Apache Spark JDBC datasource query option doesn’t work for Oracle database

Learn how to resolve an error that occurs when using the Apache Spark JDBC datasource to connect to Oracle Database from Databricks.

Written by Adam Pavlacka

Last published at: June 1st, 2022


Problem

When you use the query option with the Apache Spark JDBC datasource to connect to an Oracle Database, it fails with this error:

java.sql.SQLSyntaxErrorException: ORA-00911: invalid character

For example, if you run the following to make a JDBC connection:

%scala

val df = spark.read
  .format("jdbc")
  .option("url", "<url>")
  .option("query", "SELECT * FROM oracle_test_table)")
  .option("user", "<user>")
  .option("password", "<password>")
  .option("driver", "oracle.jdbc.driver.OracleDriver")
  .load()
df.show()

You will see this error Message:

java.sql.SQLSyntaxErrorException: ORA-00911: invalid character
at oracle.jdbc.driver.T4CTTIoer.processError(T4CTTIoer.java:447)
      at oracle.jdbc.driver.T4CTTIoer.processError(T4CTTIoer.java:396)
      at oracle.jdbc.driver.T4C8Oall.processError(T4C8Oall.java:951)
      at oracle.jdbc.driver.T4CTTIfun.receive(T4CTTIfun.java:513)

Cause

The error is due to a Spark-generated subquery alias (generated with the query option) that does not conform to Oracle Database identifier naming conventions. This bug is tracked in Spark Jira ticket SPARK-27596.

Solution

This issue is fixed in Apache Spark 2.4.4 and Databricks Runtime 5.4.
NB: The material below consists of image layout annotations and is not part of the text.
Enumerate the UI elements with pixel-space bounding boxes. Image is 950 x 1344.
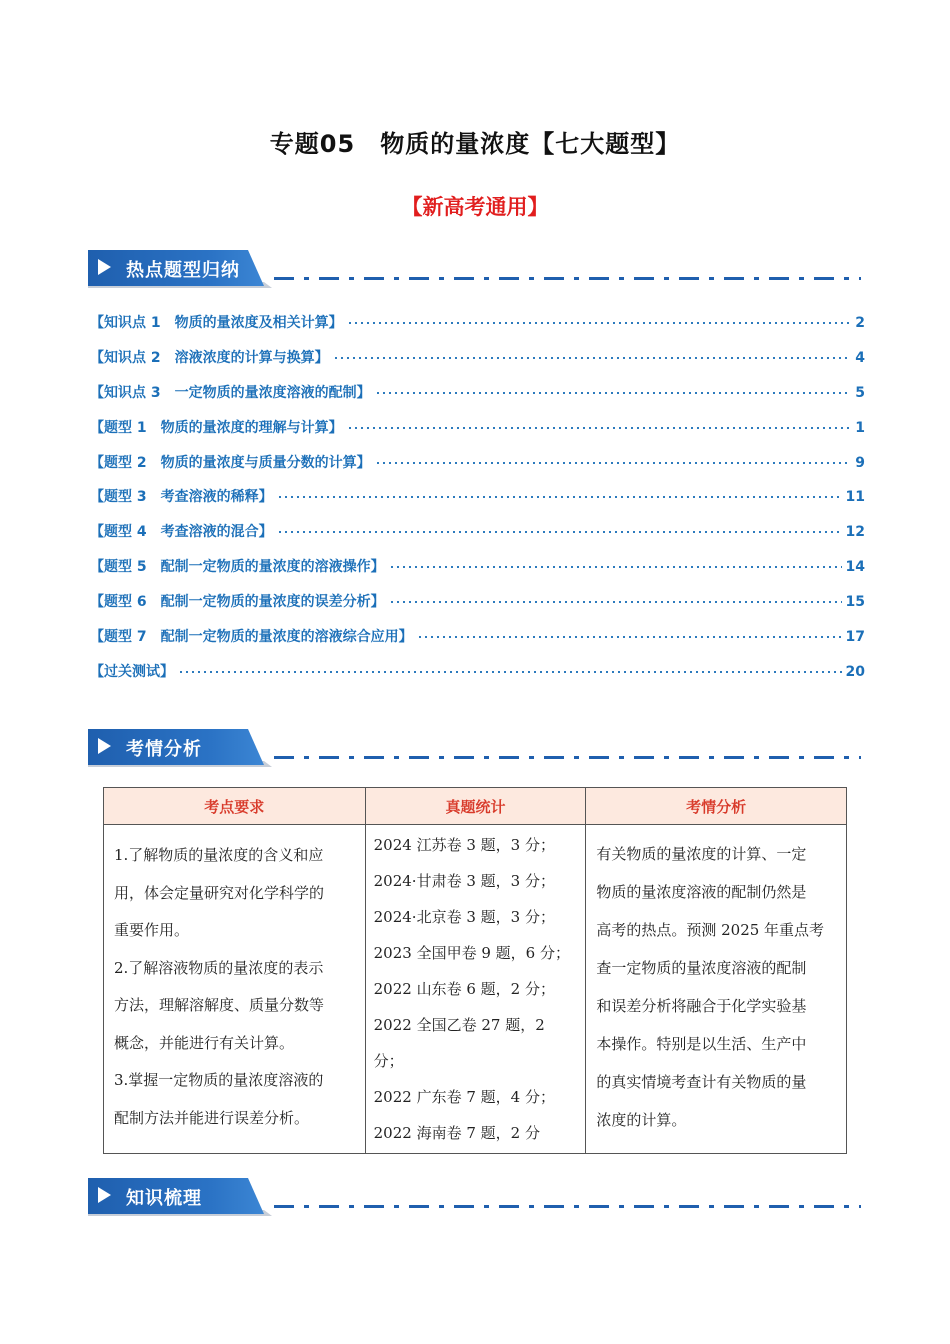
- text-line: 3.掌握一定物质的量浓度溶液的: [114, 1071, 324, 1089]
- table-row: [104, 825, 847, 1154]
- text-line: 概念，并能进行有关计算。: [114, 1033, 295, 1052]
- column-header-requirements: 考点要求: [104, 788, 366, 825]
- section-header-hot-types: [88, 250, 863, 290]
- toc-leader: [333, 346, 852, 360]
- text-line: 2022 广东卷 7 题，4 分；: [373, 1088, 555, 1106]
- toc-leader: [389, 555, 842, 569]
- toc-label: 【题型 1 物质的量浓度的理解与计算】: [90, 419, 343, 436]
- text-line: 2.了解溶液物质的量浓度的表示: [114, 958, 324, 977]
- text-line: 本操作。特别是以生活、生产中: [596, 1035, 807, 1053]
- toc-label: 【题型 2 物质的量浓度与质量分数的计算】: [90, 454, 371, 471]
- document-subtitle: 【新高考通用】: [401, 195, 549, 219]
- table-header-row: [104, 788, 847, 825]
- dash-divider: [274, 756, 861, 759]
- toc-leader: [375, 381, 852, 395]
- text-line: 2024 江苏卷 3 题，3 分；: [373, 836, 555, 854]
- play-arrow-icon: [98, 738, 111, 754]
- toc-leader: [277, 485, 842, 499]
- toc-page-number: 1: [855, 419, 865, 436]
- toc-page-number: 14: [845, 559, 865, 576]
- column-header-statistics: 真题统计: [365, 788, 586, 825]
- toc-leader: [347, 311, 852, 325]
- toc-label: 【知识点 1 物质的量浓度及相关计算】: [90, 315, 343, 331]
- text-line: 分；: [373, 1052, 404, 1070]
- toc-page-number: 2: [855, 315, 865, 331]
- toc-item[interactable]: [90, 486, 865, 521]
- section-header-knowledge: [88, 1178, 863, 1218]
- toc-label: 【题型 4 考查溶液的混合】: [90, 524, 273, 541]
- toc-item[interactable]: [90, 382, 865, 417]
- toc-page-number: 11: [845, 489, 865, 506]
- column-header-analysis: 考情分析: [586, 788, 847, 825]
- toc-label: 【知识点 2 溶液浓度的计算与换算】: [90, 349, 329, 366]
- toc-leader: [375, 451, 852, 465]
- text-line: 物质的量浓度溶液的配制仍然是: [596, 883, 807, 901]
- toc-page-number: 4: [855, 349, 865, 366]
- toc-label: 【题型 6 配制一定物质的量浓度的误差分析】: [90, 594, 385, 611]
- toc-leader: [277, 520, 842, 534]
- section-header-exam-analysis: [88, 729, 863, 769]
- toc-page-number: 15: [845, 594, 865, 611]
- toc-item[interactable]: [90, 591, 865, 626]
- text-line: 和误差分析将融合于化学实验基: [596, 997, 807, 1015]
- toc-label: 【题型 3 考查溶液的稀释】: [90, 489, 273, 506]
- text-line: 2022 全国乙卷 27 题，2: [373, 1016, 545, 1034]
- toc-label: 【题型 7 配制一定物质的量浓度的溶液综合应用】: [90, 629, 413, 646]
- text-line: 2022 山东卷 6 题，2 分；: [373, 980, 555, 998]
- section-title: 热点题型归纳: [126, 260, 240, 281]
- text-line: 的真实情境考查计有关物质的量: [596, 1073, 807, 1091]
- toc-label: 【题型 5 配制一定物质的量浓度的溶液操作】: [90, 559, 385, 576]
- section-title: 考情分析: [126, 739, 202, 760]
- toc-label: 【过关测试】: [90, 663, 174, 680]
- toc-item[interactable]: [90, 417, 865, 452]
- text-line: 配制方法并能进行误差分析。: [114, 1108, 310, 1127]
- statistics-cell: [365, 825, 586, 1154]
- text-line: 用，体会定量研究对化学科学的: [114, 883, 325, 902]
- text-line: 2024·甘肃卷 3 题，3 分；: [373, 872, 555, 890]
- text-line: 高考的热点。预测 2025 年重点考: [596, 921, 825, 939]
- toc-leader: [178, 660, 842, 674]
- text-line: 重要作用。: [114, 921, 190, 939]
- toc-item[interactable]: [90, 626, 865, 661]
- toc-page-number: 9: [855, 454, 865, 471]
- text-line: 有关物质的量浓度的计算、一定: [596, 845, 807, 863]
- toc-item[interactable]: [90, 347, 865, 382]
- text-line: 浓度的计算。: [596, 1111, 687, 1129]
- toc-label: 【知识点 3 一定物质的量浓度溶液的配制】: [90, 384, 371, 401]
- requirements-cell: [104, 825, 366, 1154]
- toc-page-number: 12: [845, 524, 865, 541]
- toc-item[interactable]: [90, 312, 865, 347]
- toc-leader: [417, 625, 842, 639]
- text-line: 2023 全国甲卷 9 题，6 分；: [373, 944, 570, 962]
- toc-leader: [389, 590, 842, 604]
- dash-divider: [274, 277, 861, 280]
- toc-page-number: 5: [855, 384, 865, 401]
- text-line: 1.了解物质的量浓度的含义和应: [114, 846, 324, 864]
- dash-divider: [274, 1205, 861, 1208]
- exam-analysis-table: [103, 787, 847, 1154]
- toc-item[interactable]: [90, 452, 865, 487]
- toc-item[interactable]: [90, 661, 865, 696]
- toc-leader: [347, 416, 852, 430]
- document-title: 专题05 物质的量浓度【七大题型】: [269, 130, 681, 158]
- text-line: 2024·北京卷 3 题，3 分；: [373, 908, 555, 926]
- text-line: 查一定物质的量浓度溶液的配制: [596, 959, 807, 977]
- play-arrow-icon: [98, 1187, 111, 1203]
- toc-item[interactable]: [90, 556, 865, 591]
- toc-item[interactable]: [90, 521, 865, 556]
- text-line: 2022 海南卷 7 题，2 分: [373, 1124, 540, 1142]
- section-title: 知识梳理: [126, 1188, 202, 1209]
- play-arrow-icon: [98, 259, 111, 275]
- text-line: 方法，理解溶解度、质量分数等: [114, 996, 325, 1014]
- toc-page-number: 17: [845, 629, 865, 646]
- analysis-cell: [586, 825, 847, 1154]
- toc-page-number: 20: [845, 663, 865, 680]
- table-of-contents: [90, 312, 865, 696]
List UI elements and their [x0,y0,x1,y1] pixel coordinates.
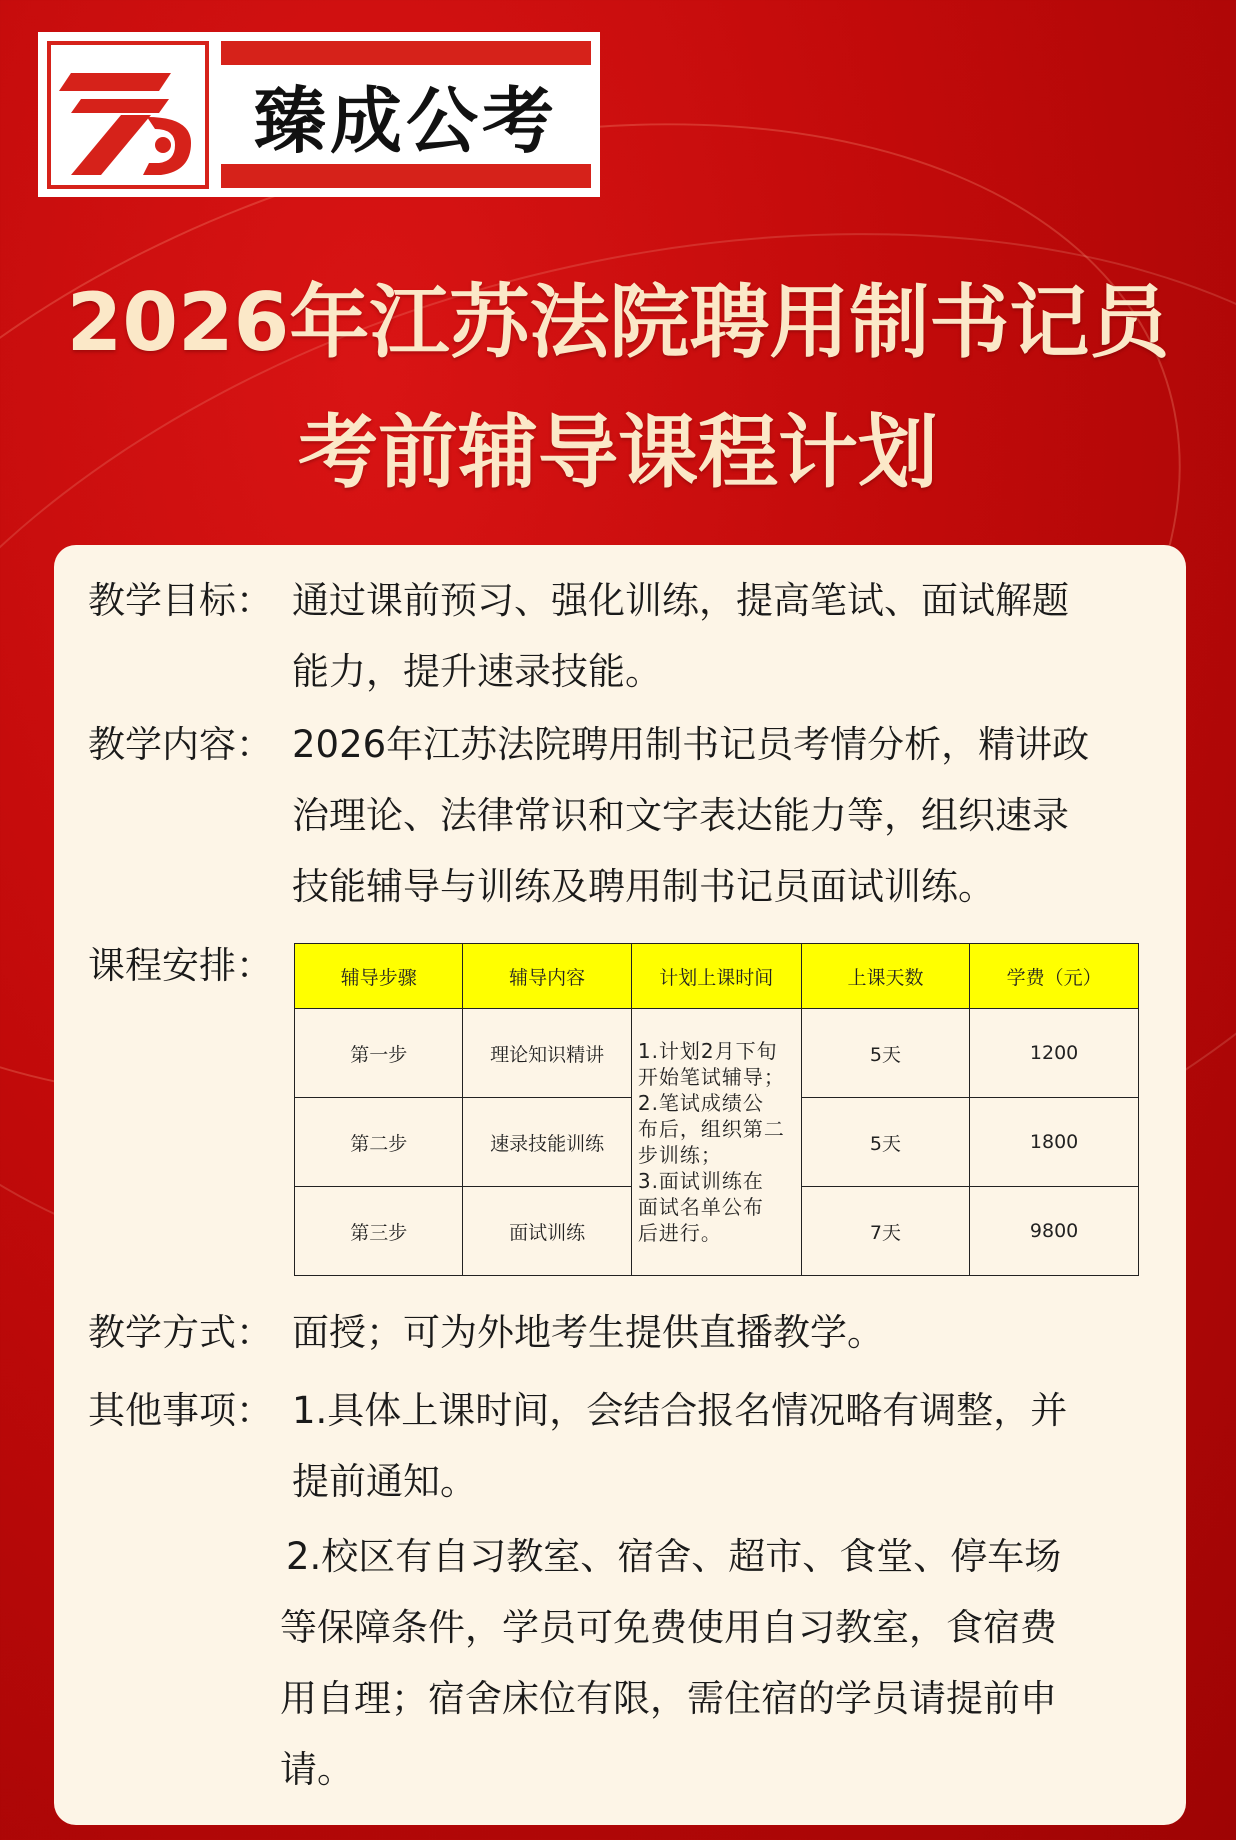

For clusters running on earlier versions of Spark or Databricks Runtime, use the dbtable option instead of the query option. The query must be enclosed in parentheses as a subquery.

%scala

val df = spark.read
  .format("jdbc")
  .option("url", "<url>")
  .option("dbtable", "(SELECT * FROM oracle_test_table)")
  .option("user", "<user>")
  .option("password", "<password>")
  .option("driver", "oracle.jdbc.driver.OracleDriver")
  .load()
df.show()

You can try the same workaround for other databases when the query option fails.